Plötzlich setzt sich der schwarze Van wie von selbst in Bewegung und lässt uns in diesem verlassenen Viertel zurück, wobei mir natürlich wieder erst jetzt in den Sinn kommt, dass ich immer noch keine Ahnung habe, wer dieses Auto eigentlich die ganze Zeit fährt. Aber vielleicht sollte ich mir mal lieber darüber Gedanken machen, wie wir wieder zurück zum Schloss kommen. Ist dieses Fahrzeug samt Fahrer möglicherweise so eine Art Taxigesellschaft für die Organisation? Müssen sie einfach nur die richtige Nummer wählen, ihren Standpunkt durchgeben und werden kurz darauf auch schon abgeholt?
Meine Fragezeichen scheinen mir wohl ins Gesicht geschrieben zu stehen, weshalb sich Dylan glücklicherweise erbarmt gerade jetzt in einem weiteren Redeflash einige interessante Informationen Preis zu geben. >>Keine Sorge, der kommt wieder, wenn wir ihn brauchen. Es ist nur sicherer den Van nicht hier draußen stehen zu lassen und darauf zu warten, dass irgendjemand bemerkt, dass das Gebäude vielleicht doch nicht so leer steht, wie es den Anschein macht. Jedenfalls entnehme ich euren beiden Gesichtsausdrücken jetzt einfach mal, dass ihr eigentlich mit einer wackeligen Waldhütte oder sogar mit einem Abstecher ins Abwassersystem gerechnet habt... Aber, dass -<<
>>Apropos, Bathöhle<<, fahre ich ihm gekonnt über den Mund, um den folgenden langen Ausschweifungen zu entgehen, >>Seid ihr hier einfach so illegal eingedrungen, habt eure Flagge in einen Papierkorb gesteckt und das Ganze als euer Territorium erklärt oder wie darf ich mir die Hintergrundgeschichte vorstellen?<< Mit hochgezogen Augenbrauen deute ich auf dieses Betonklotzmonster und ich kann an Dylans Grinsen ablesen, dass er mir die Antwort liebend gerne vor die Füße werfen möchte.
>>Oh nein, Schätzchen.

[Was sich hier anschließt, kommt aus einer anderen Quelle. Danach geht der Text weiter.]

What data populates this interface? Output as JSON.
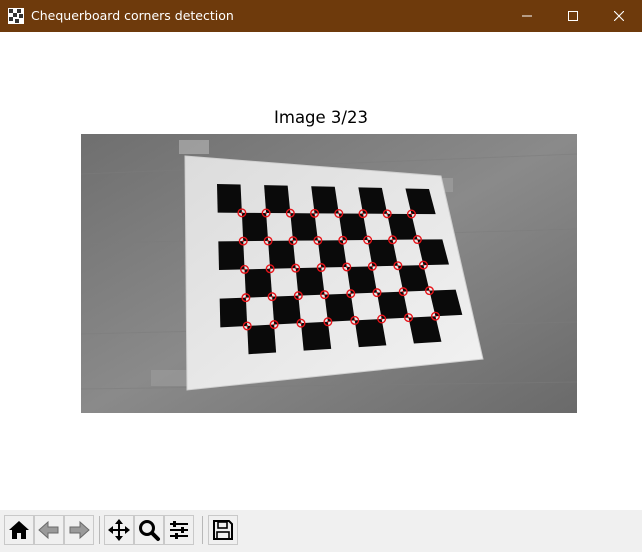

Wir behausen doch nicht einfach so einen Privatbesitz wie schmutzige Kriminelle. Das Gebäude gehört dem Anführer unserer Gruppe, wobei es die weibliche Form des Wortes wohl eher treffen würde<<, meint Smaragdglupscher und lässt die Chance sich bei dem ersten Teil seines Monologs dramatisch ans Herz zu fassen natürlich nicht ungenutzt. Eine Anführerin also, denke ich. Und wie es den Anschein hat, ist ihr Geldbeutel nicht so spärlich bestückt wie in meinen Vorstellungen, aber das passt ja ganz gut zu dem restlichen Haufen an unzutreffenden Theorien. Jetzt bleibt nur noch die wichtigste Frage unbeantwortet...

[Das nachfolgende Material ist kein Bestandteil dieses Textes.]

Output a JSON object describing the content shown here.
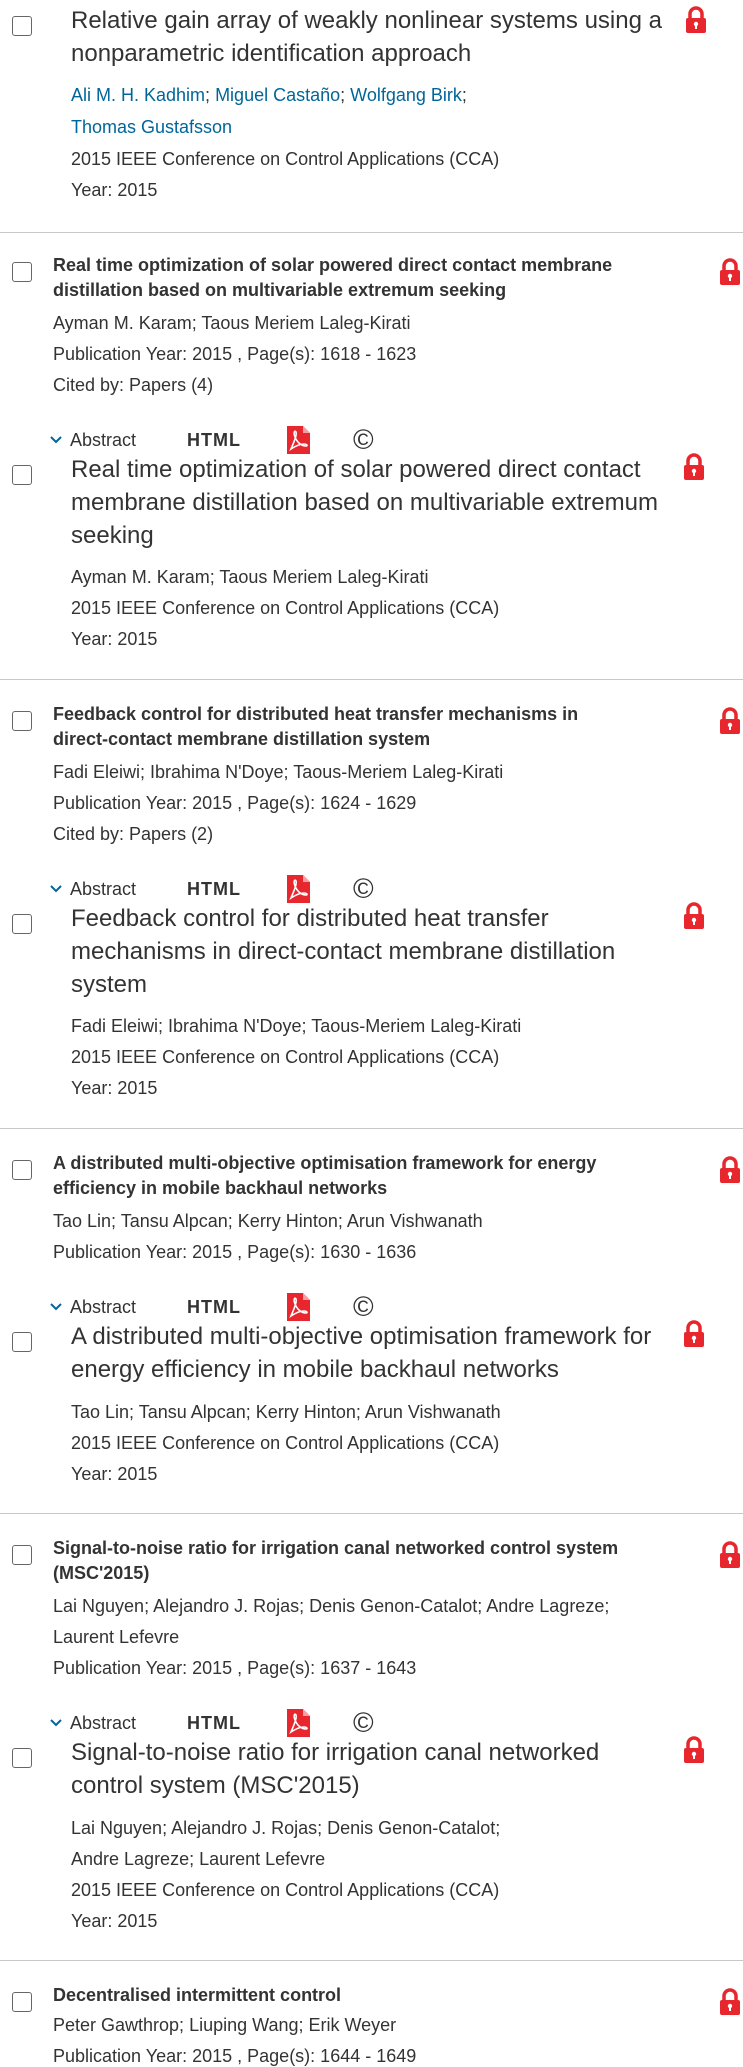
{
  "colors": {
    "lock": "#e8262d",
    "link": "#006699",
    "text": "#333333"
  },
  "actions": {
    "abstract": "Abstract",
    "html": "HTML",
    "copyright": "©",
    "pdf_icon": "pdf-icon"
  },
  "first_card": {
    "title_line1": "Relative gain array of weakly nonlinear systems using a",
    "title_line2": "nonparametric identification approach",
    "authors": [
      "Ali M. H. Kadhim",
      "Miguel Castaño",
      "Wolfgang Birk",
      "Thomas Gustafsson"
    ],
    "conference": "2015 IEEE Conference on Control Applications (CCA)",
    "year": "Year: 2015"
  },
  "items": [
    {
      "title_line1": "Real time optimization of solar powered direct contact membrane",
      "title_line2": "distillation based on multivariable extremum seeking",
      "authors": "Ayman M. Karam; Taous Meriem Laleg-Kirati",
      "pubinfo": "Publication Year: 2015 , Page(s): 1618  -  1623",
      "cited": "Cited by: Papers (4)",
      "detail_title_lines": [
        "Real time optimization of solar powered direct contact",
        "membrane distillation based on multivariable extremum",
        "seeking"
      ],
      "detail_authors": "Ayman M. Karam; Taous Meriem Laleg-Kirati",
      "detail_conference": "2015 IEEE Conference on Control Applications (CCA)",
      "detail_year": "Year: 2015"
    },
    {
      "title_line1": "Feedback control for distributed heat transfer mechanisms in",
      "title_line2": "direct-contact membrane distillation system",
      "authors": "Fadi Eleiwi; Ibrahima N'Doye; Taous-Meriem Laleg-Kirati",
      "pubinfo": "Publication Year: 2015 , Page(s): 1624  -  1629",
      "cited": "Cited by: Papers (2)",
      "detail_title_lines": [
        "Feedback control for distributed heat transfer",
        "mechanisms in direct-contact membrane distillation",
        "system"
      ],
      "detail_authors": "Fadi Eleiwi; Ibrahima N'Doye; Taous-Meriem Laleg-Kirati",
      "detail_conference": "2015 IEEE Conference on Control Applications (CCA)",
      "detail_year": "Year: 2015"
    },
    {
      "title_line1": "A distributed multi-objective optimisation framework for energy",
      "title_line2": "efficiency in mobile backhaul networks",
      "authors": "Tao Lin; Tansu Alpcan; Kerry Hinton; Arun Vishwanath",
      "pubinfo": "Publication Year: 2015 , Page(s): 1630  -  1636",
      "detail_title_lines": [
        "A distributed multi-objective optimisation framework for",
        "energy efficiency in mobile backhaul networks"
      ],
      "detail_authors": "Tao Lin; Tansu Alpcan; Kerry Hinton; Arun Vishwanath",
      "detail_conference": "2015 IEEE Conference on Control Applications (CCA)",
      "detail_year": "Year: 2015"
    },
    {
      "title_line1": "Signal-to-noise ratio for irrigation canal networked control system",
      "title_line2": "(MSC'2015)",
      "authors_line1": "Lai Nguyen; Alejandro J. Rojas; Denis Genon-Catalot; Andre Lagreze;",
      "authors_line2": "Laurent Lefevre",
      "pubinfo": "Publication Year: 2015 , Page(s): 1637  -  1643",
      "detail_title_lines": [
        "Signal-to-noise ratio for irrigation canal networked",
        "control system (MSC'2015)"
      ],
      "detail_authors_line1": "Lai Nguyen; Alejandro J. Rojas; Denis Genon-Catalot;",
      "detail_authors_line2": "Andre Lagreze; Laurent Lefevre",
      "detail_conference": "2015 IEEE Conference on Control Applications (CCA)",
      "detail_year": "Year: 2015"
    },
    {
      "title_line1": "Decentralised intermittent control",
      "authors": "Peter Gawthrop; Liuping Wang; Erik Weyer",
      "pubinfo": "Publication Year: 2015 , Page(s): 1644  -  1649"
    }
  ]
}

>>Und wer ist sie?<<, hake ich nach, wobei mein Tonfall aus ehrlicher Neugierde und einer guten Prise Rück-einfach-mit-der-Sprache-raus besteht. Ich meine, warum muss Dylan genau vor dem Ausplaudern der brisantesten Informationen die magische Fähigkeit entwickeln, seinen Schnabel ohne die genervten Einwürfe anderer zu schließen? >>Tja, dafür müsst ihr euch wohl noch ein bisschen gedulden<<, brummt Rave und haut dabei auf die Tastatur eines Geräts ein, das wohl zur Sicherheitsanlage dieses Zauns gehört. Aufmerksam versuche ich einen näheren Blick zu erhaschen, doch die Schwarzhaarige verdeckt mit ihrem Oberkörper natürlich die Sicht, weshalb ich mich damit zufrieden gebe ihrem kryptischen Verhalten mit einem Augenrollen zu begegnen.
>>Ihr werdet sie nämlich heute noch kennenlernen und da ich keinerlei Interesse daran habe euch die Folter der Unwissenheit zu ersparen, sind unsere Lippen versiegelt. Und jetzt rein mit euch. Wir haben schließlich nicht ewig Zeit<< Wie in einem Film mit perfekter Zeitplanung gleitet das Tor natürlich in dem Moment mit einem lauten Beep-Beep auf, als Rave ihre Rede beendet und das Summen der Mechanismen dringt auch dann noch zu meinem Ohr, als Daimon hinter mich tritt. Erst möchte ich mich mit einem Schritt in Sicherheit bringen, doch als sein Atem über den empfindlichen Punkt unter meinem Ohrläppchen streicht, ist von diesem Vorhaben nicht mehr viel übrig und ich verwandle mich einmal mehr in eine unbewegliche Eissäule.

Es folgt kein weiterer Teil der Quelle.